A year ago I spent a Friday night designing a pencil icon. It took me four hours. At the end of it, I had a beautiful photo-realistic pencil. But I lost four hours. I really wished I had a Photoshop file before I had started, so I wouldn’t have had to spend four hours learning.
Wait a second…
I had a file! I followed a bunch of designers on Twitter. Maybe a bunch of people like me… followed me. I didn’t think this was a ridiculous assumption, so I decided to try selling that pencil icon.
It turns out, that was pretty hard.
There are traditionally two ways to sell something online. The marketplace model, which is the online equivalent of a megastore filled with small little shops. A souk. It didn’t make sense for what I wanted to sell, and the fees are normally pretty high. And then there’s the personal website model. That made more sense!

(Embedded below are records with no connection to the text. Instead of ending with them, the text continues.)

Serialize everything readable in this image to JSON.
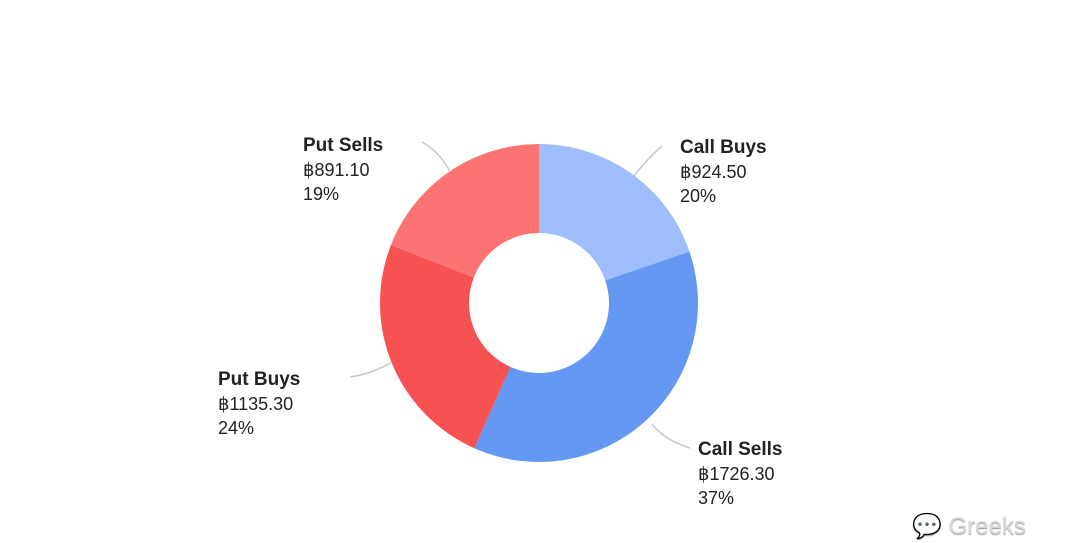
{
  "chart_data": {
    "type": "pie",
    "donut": true,
    "currency_symbol": "฿",
    "slices": [
      {
        "label": "Call Buys",
        "value": 924.5,
        "value_text": "฿924.50",
        "percent": "20%",
        "color": "#9dbdfb"
      },
      {
        "label": "Call Sells",
        "value": 1726.3,
        "value_text": "฿1726.30",
        "percent": "37%",
        "color": "#6498f3"
      },
      {
        "label": "Put Buys",
        "value": 1135.3,
        "value_text": "฿1135.30",
        "percent": "24%",
        "color": "#f65252"
      },
      {
        "label": "Put Sells",
        "value": 891.1,
        "value_text": "฿891.10",
        "percent": "19%",
        "color": "#fb7373"
      }
    ]
  },
  "watermark": "Greeks"
}
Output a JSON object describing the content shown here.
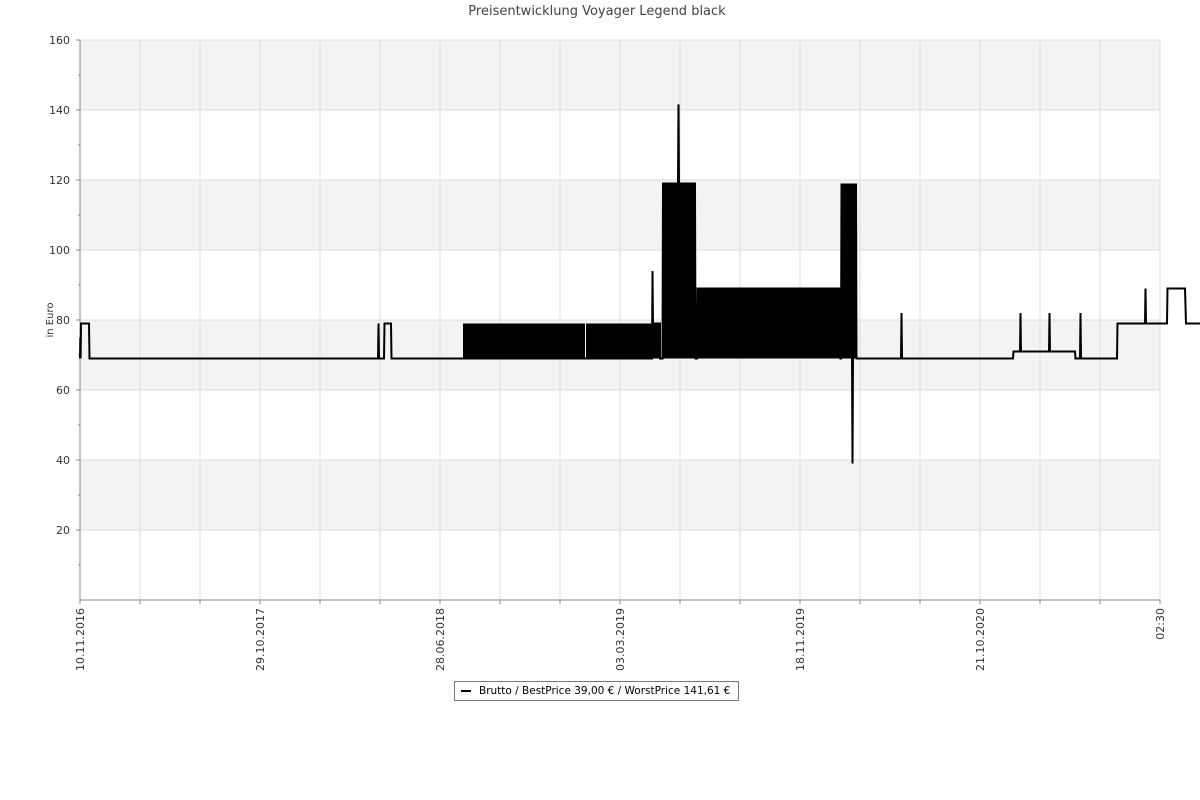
{
  "chart_data": {
    "type": "line",
    "title": "Preisentwicklung Voyager Legend black",
    "ylabel": "in Euro",
    "xlabel": "",
    "ylim": [
      0,
      160
    ],
    "yticks": [
      20,
      40,
      60,
      80,
      100,
      120,
      140,
      160
    ],
    "xticks": [
      "10.11.2016",
      "29.10.2017",
      "28.06.2018",
      "03.03.2019",
      "18.11.2019",
      "21.10.2020",
      "02:30"
    ],
    "grid": true,
    "legend_position": "bottom-center",
    "legend": {
      "name": "Brutto / BestPrice  39,00 € / WorstPrice  141,61 €"
    },
    "series": [
      {
        "color": "#000000",
        "points": [
          [
            0,
            69
          ],
          [
            0.3,
            75
          ],
          [
            0.6,
            69
          ],
          [
            1,
            79
          ],
          [
            9,
            79
          ],
          [
            9.5,
            69
          ],
          [
            298,
            69
          ],
          [
            298.5,
            79
          ],
          [
            299,
            69
          ],
          [
            304,
            69
          ],
          [
            304.5,
            79
          ],
          [
            311,
            79
          ],
          [
            311.5,
            69
          ],
          [
            500,
            69
          ],
          [
            500.5,
            79
          ],
          [
            501,
            69
          ],
          [
            572,
            69
          ],
          [
            572.5,
            94
          ],
          [
            573,
            79
          ],
          [
            580,
            79
          ],
          [
            580,
            69
          ],
          [
            582.5,
            69
          ],
          [
            583,
            119
          ],
          [
            598,
            119
          ],
          [
            598.5,
            141.6
          ],
          [
            599,
            119
          ],
          [
            615,
            119
          ],
          [
            615.5,
            69
          ],
          [
            617,
            69
          ],
          [
            617.5,
            89
          ],
          [
            760,
            89
          ],
          [
            760.5,
            69
          ],
          [
            761,
            69
          ],
          [
            761.5,
            119
          ],
          [
            776,
            119
          ],
          [
            776.5,
            69
          ],
          [
            772,
            69
          ],
          [
            772.5,
            39
          ],
          [
            773,
            69
          ],
          [
            821,
            69
          ],
          [
            821.5,
            82
          ],
          [
            822,
            69
          ],
          [
            933,
            69
          ],
          [
            933.5,
            71
          ],
          [
            940,
            71
          ],
          [
            940.5,
            82
          ],
          [
            941,
            71
          ],
          [
            969,
            71
          ],
          [
            969.5,
            82
          ],
          [
            970,
            71
          ],
          [
            995,
            71
          ],
          [
            995.5,
            69
          ],
          [
            1000,
            69
          ],
          [
            1000.5,
            82
          ],
          [
            1001,
            69
          ],
          [
            1037,
            69
          ],
          [
            1037.5,
            79
          ],
          [
            1065,
            79
          ],
          [
            1065.5,
            89
          ],
          [
            1066,
            79
          ],
          [
            1087,
            79
          ],
          [
            1087.5,
            89
          ],
          [
            1105,
            89
          ],
          [
            1105.5,
            84
          ],
          [
            1106,
            79
          ],
          [
            1160,
            79
          ]
        ],
        "dense_blocks": [
          {
            "x_from": 383,
            "x_to": 505,
            "low": 69,
            "high": 79
          },
          {
            "x_from": 506,
            "x_to": 580,
            "low": 69,
            "high": 79
          },
          {
            "x_from": 583,
            "x_to": 615,
            "low": 69,
            "high": 119
          },
          {
            "x_from": 618,
            "x_to": 760,
            "low": 69,
            "high": 89
          },
          {
            "x_from": 761,
            "x_to": 776,
            "low": 69,
            "high": 119
          }
        ]
      }
    ]
  }
}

So I tried it. I spent many hours figuring out how to set up a simple HTML page that let you pay me $1. And then I created another page with the download link. And then I spent way too much time trying to tie in PayPal and building in security for the end link. In the end, I gave up. And I already knew how to code, I had a domain, and I already had a website set up! Ridiculous. Imagine my mom trying to sell something online? Yeah, good luck.
Why is selling so hard? Sharing is so easy!
If the ability to communicate, and to own your own distribution is now available to everyone, I felt as if the ability to sell should be too. Why was selling so much harder than sharing? In my mind, it shouldn’t be. The only difference should be a credit card form.
So I built it. That Friday night I called my mom, told her about it, and she told me to stop talking to her about it and just build it instead. So I did. I started working on it, and I spent that whole weekend obsessed with it.
I spent the whole day Saturday, and the whole day Sunday, building it. I picked the only domain I had on Godaddy that was generic enough for it, and had it ready to go by Sunday night. That was a fun weekend.
The launch.
I “launched” by selling that pencil icon. You can still get it today. I tweeted about it, and posted about Gumroad on Hacker News.
It did well. It got a bunch of upvotes and ended up getting around 50,000 page views on that first day.
There was something here! At the time I was full-time at Pinterest which was also doing (really) well so I put it on the back burner.
But that’s the story about how Gumroad came to be.